I nodded sadly. I could see it all too clearly. She’d be feeling lost, hurting lots and desperately needing some attachment. In my years working with teenagers I’d seen so many like her; girls who’d gone on to get pregnant at such a tragically early age simply to stop an ache that they had inside them. It was partly a need to nurture, a need to have at least something – someone – to call their own, to replace the pain of not having a mother’s love and affection.

‘I can indeed,’ I agreed, visualising this poor child so very well. ‘And we’re up to speed with the situation with the boyfriend, as well. John’s filled us in there.’

‘Yes, indeed,’ John confirmed. ‘So the next stage, if you wouldn’t mind, Maggie, is to fill Casey and Mike in – well, fill all of us in, actually – about anything extra that has to happen, given this is a mother and baby placement. I’m not fully conversant; is there some extra training that might need to be involved?’

Maggie shook her head. ‘Not in this case, I don’t think. If you were new to fostering, obviously, or if you’d not brought up your own kids, but, no, in this case, I wouldn’t insult your intelligence. It’s obviously not going to be like your usual programme – no points system for Emma to follow or anything – just gentle guidance; it’s more a case of both providing a loving, supportive, non-judgemental home for the two of them, and helping Emma take responsibility for taking care of her child herself.’

I nodded. There was a world of difference between that and being looked after. Emma was Roman’s mother and had to be a mother to him. It would be all too easy for her to slip into a completely different, more dependent role, were she allowed to. I’d seen it happen myself. And it was understandable to some extent, as any mother would probably know; even if your child becomes a mother they are still very much your child, so if they were thirteen or fourteen – even fifteen and sixteen – the urge to mother both child and grandchild would be strong. I would have to guard against doing that, for definite, because it was the sort of thing that would feel so natural to do.

Mike must have been reading my thoughts.

‘How much “help” would this entail, specifically?’ he asked Maggie. ‘I mean, you obviously wouldn’t want us taking over, here. She’d have to do all the usual baby-related tasks herself?’

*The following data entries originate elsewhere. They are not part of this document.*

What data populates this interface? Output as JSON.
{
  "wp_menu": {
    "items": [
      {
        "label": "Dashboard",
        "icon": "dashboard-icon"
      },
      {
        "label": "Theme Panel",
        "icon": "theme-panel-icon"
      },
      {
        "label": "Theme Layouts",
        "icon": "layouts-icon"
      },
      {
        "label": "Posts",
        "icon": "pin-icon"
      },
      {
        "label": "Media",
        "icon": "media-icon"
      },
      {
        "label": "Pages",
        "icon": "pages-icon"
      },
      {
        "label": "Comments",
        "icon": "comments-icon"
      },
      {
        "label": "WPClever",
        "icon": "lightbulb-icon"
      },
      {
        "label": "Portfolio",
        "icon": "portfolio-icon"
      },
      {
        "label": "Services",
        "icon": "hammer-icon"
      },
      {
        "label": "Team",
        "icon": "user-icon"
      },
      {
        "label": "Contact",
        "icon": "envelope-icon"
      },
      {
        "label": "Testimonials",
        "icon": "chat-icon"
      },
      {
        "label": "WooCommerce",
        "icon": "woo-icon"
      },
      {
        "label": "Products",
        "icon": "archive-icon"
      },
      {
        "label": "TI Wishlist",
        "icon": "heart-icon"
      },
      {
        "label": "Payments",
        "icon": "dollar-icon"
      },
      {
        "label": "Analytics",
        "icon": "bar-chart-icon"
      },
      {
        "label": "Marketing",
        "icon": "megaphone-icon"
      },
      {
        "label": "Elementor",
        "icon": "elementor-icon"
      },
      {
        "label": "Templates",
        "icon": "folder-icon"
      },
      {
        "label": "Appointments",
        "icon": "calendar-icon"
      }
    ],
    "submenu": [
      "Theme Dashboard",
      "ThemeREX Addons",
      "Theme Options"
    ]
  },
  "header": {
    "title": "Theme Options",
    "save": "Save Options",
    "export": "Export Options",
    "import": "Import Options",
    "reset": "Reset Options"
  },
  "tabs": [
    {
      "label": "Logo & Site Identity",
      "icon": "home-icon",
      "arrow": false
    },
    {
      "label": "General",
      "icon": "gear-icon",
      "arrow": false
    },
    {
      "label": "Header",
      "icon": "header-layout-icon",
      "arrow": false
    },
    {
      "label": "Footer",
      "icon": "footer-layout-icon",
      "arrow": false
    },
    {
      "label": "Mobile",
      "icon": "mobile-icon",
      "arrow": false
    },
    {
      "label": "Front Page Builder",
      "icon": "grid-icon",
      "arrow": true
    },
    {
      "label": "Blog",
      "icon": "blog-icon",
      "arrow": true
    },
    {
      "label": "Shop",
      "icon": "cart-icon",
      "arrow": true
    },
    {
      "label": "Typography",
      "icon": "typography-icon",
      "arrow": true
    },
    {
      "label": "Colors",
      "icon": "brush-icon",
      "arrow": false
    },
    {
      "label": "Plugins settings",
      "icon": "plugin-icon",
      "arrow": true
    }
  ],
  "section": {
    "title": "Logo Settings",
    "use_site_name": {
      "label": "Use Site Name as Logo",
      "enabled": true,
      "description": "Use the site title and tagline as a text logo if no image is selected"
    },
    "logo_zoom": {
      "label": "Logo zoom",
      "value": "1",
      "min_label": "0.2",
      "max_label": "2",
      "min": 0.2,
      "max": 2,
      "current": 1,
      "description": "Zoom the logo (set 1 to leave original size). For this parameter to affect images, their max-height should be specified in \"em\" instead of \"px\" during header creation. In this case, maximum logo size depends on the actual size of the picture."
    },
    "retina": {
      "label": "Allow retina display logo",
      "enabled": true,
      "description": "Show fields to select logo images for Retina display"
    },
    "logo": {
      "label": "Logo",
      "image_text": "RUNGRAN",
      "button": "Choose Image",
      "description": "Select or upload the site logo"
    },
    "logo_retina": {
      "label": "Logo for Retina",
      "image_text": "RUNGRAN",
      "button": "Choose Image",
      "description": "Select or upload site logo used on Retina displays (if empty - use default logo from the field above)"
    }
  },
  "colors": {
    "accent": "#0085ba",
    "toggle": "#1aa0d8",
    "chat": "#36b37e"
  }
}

Maggie lifted a hand and waggled it slightly in front of her as if to indicate there was a degree of give and take here, that we’d have to use our judgement about how strict the division of labour needed to be in this specific situation. ‘Well, in normal circumstances – whatever “normal” is – yes, that’s what we’d expect. However, in this case, we do have to make some allowances. Emma obviously hasn’t had the usual sort of upbringing. No younger or older siblings, no extended family, no experience of babies. The place she’s at now is that she seems to be coping quite well; with the support of the baby’s social worker, who stops by a few times a week to teach her the basics, she is coming on okay. Roman’s social worker also has to record supervisory visits, where she’s been noting down Emma’s ability to care. She’ll continue to do this, obviously, because it really is central to the placement. It’s on the basis of those visits that the court will eventually decide if Emma’s fit to look after her child on her own.’

There was a short silence after Maggie said this, as perhaps there would be. This wasn’t just a case of us providing a home for a young mother. Our home would be the stage on which both mother and baby’s whole future would be played out. At some point – and it only just hit me at that moment – someone other than me
would
stand in judgement over Emma and make a decision that would affect their whole lives.